Eles e Amadeus

Faz tempo, faz muito tempo, fui morar numa velho prédio no bairro Campos Elísios, em São Paulo. Falo velho mas não era, necessariamente, um moquifo, uma cabeça-de-porco. Tinha dignidade e até, digamos, certa aura, certo charme. A entrada, por exemplo, conservava, no piso e nas paredes laterais, belas pedras de mármore. O elevador, amplo, sempre limpo, não tinha riscos ou palavrões escritos nas portas. E na entrada social, ostentando sempre uniforme impecável, invariavelmente azul, um porteiro.

Para falar a verdade, só no terceiro ou quarto dia é que descobri que possuía vizinhos. Mas vejam que situação estranha: dos quatro apartamentos do meu andar, além do que eu ocupava apenas um outro abrigava inquilinos. Saquei isso ao chegar em casa, certa noite: do 506 vinha o som da Sonata para Piano, número 11, de Mozart. Pela manhã, fiz perguntinha corriqueira ao porteiro.

– Ah – veio a resposta – só eles moram no 506. Os outros dois apartamentos estão vazios. Precisam de reforma.

“Eles quem”?, poderia ter ido adiante, só que não fui. Afinal, eu os descobrira através de Mozart, o que, sem dúvida, significava uma bela recomendação.

Os vi pela primeira vez num sábado, de manhã. Saía para um plantão na Folha de S. Paulo, onde trabalhava à época e cuja redação ficava pertinho, no instante em que a porta do 506 se abriu despejando para o corredor um senhor. Digo “senhor” pois não poderia considerar exatamente velho alguém que aparentava algo como uns 56. Embromei um pouco na fechadura para esperar a senhora. Valeu a pena, pois levei um agradável susto – surgiu uma linda moça de seus 25, no máximo.

Minha primeira conclusão foi que só poderiam ser pai e filha. Avô e neta? Não, não seria possível. Descemos juntos no elevador e, da jovem, vinha um aroma fino, talvez Channel, perfumista muito badalado na época. Saímos para a rua e, lado a lado, os dois dobraram a esquina.
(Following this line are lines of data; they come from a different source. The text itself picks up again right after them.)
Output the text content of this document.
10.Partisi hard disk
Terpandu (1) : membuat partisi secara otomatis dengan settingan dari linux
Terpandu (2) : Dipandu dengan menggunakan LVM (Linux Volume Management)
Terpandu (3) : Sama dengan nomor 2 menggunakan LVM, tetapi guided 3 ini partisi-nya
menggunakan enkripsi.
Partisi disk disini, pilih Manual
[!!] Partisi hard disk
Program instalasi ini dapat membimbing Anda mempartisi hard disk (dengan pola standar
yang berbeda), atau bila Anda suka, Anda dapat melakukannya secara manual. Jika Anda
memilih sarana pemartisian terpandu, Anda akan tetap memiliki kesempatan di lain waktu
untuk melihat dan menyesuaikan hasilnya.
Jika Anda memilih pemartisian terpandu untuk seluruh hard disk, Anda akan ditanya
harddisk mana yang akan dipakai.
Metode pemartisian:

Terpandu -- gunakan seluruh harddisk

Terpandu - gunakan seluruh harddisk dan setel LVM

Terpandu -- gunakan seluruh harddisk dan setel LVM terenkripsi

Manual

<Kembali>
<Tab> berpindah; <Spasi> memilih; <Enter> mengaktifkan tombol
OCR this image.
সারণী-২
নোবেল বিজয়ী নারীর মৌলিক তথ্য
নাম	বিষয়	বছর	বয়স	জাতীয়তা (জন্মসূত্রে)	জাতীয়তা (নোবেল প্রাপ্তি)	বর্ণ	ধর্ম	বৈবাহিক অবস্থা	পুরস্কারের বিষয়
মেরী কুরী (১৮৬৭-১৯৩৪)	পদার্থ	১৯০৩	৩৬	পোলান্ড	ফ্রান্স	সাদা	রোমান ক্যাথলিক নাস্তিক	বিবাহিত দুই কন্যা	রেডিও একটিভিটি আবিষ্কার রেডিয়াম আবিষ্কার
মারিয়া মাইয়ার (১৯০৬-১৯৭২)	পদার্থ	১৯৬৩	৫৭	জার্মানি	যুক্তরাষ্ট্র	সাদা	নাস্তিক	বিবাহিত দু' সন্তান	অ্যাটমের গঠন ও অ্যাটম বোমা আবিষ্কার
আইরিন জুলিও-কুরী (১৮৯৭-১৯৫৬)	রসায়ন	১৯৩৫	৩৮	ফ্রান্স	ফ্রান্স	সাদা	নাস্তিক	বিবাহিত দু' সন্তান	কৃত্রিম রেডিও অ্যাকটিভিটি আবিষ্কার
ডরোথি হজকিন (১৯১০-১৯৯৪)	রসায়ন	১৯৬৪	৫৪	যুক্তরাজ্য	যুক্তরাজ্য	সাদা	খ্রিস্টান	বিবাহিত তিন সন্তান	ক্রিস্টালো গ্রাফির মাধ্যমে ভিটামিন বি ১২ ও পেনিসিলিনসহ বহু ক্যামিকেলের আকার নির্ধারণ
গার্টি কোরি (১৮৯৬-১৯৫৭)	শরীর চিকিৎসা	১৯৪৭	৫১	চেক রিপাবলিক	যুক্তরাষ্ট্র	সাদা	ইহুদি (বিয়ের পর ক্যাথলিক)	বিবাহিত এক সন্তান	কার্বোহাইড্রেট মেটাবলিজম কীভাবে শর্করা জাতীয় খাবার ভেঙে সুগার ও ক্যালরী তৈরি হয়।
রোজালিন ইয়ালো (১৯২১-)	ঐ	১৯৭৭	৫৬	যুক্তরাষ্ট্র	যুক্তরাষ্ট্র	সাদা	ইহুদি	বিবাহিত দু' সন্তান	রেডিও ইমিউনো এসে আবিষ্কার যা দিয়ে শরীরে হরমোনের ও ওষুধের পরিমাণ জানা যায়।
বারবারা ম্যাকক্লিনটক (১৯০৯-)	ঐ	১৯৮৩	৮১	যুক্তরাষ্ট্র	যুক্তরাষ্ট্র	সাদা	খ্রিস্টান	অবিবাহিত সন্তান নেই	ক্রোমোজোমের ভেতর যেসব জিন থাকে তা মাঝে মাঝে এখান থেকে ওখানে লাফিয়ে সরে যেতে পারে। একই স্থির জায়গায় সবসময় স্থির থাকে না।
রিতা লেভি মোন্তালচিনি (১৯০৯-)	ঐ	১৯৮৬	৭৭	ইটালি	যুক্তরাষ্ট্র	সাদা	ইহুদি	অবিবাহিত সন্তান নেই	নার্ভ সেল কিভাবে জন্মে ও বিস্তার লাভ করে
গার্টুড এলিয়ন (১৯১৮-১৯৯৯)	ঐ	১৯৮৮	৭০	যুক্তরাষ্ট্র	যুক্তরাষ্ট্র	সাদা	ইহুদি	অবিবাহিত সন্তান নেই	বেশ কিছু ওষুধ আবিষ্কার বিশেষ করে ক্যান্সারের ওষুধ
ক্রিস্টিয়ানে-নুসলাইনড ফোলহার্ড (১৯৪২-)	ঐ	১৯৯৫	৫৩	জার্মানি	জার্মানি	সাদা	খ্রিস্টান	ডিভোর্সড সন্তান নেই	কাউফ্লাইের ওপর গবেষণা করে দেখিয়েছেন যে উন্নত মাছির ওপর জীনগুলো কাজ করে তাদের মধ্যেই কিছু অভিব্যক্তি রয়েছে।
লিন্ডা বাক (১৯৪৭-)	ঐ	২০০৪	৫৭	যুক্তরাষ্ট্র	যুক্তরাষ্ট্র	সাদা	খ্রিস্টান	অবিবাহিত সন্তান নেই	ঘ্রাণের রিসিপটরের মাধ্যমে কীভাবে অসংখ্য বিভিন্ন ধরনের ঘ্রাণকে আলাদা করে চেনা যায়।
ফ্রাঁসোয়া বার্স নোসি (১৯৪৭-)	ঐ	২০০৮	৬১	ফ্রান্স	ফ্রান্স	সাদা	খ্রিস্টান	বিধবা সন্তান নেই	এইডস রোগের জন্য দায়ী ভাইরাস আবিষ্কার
Nessa noite, ao voltar para casa, ouvi novamente a mesma música, a mesma Sonata. Então, pela primeira vez, me passou pela cabeça que o homem de 56 poderia, muito bem, ser o marido da guria de 25. Marido ou amante.

Daí em diante os dois passaram a fazer parte do meu cotidiano. Geralmente os via juntos, mas, algumas vezes, desci pelo elevador com ela ou com ele, separadamente. Da jovem, nem sequer um olhar recebi, nunca. Do homem, uma ou duas vezes esboçou leve aceno de cabeça. Certa semana, de intenso frio e garoas medonhas, tive vontade de comentar com ele sobre as circunstâncias do tempo. Contudo, fiquei com receio de ouvir um “ …e o que é que eu tenho a ver com isso”?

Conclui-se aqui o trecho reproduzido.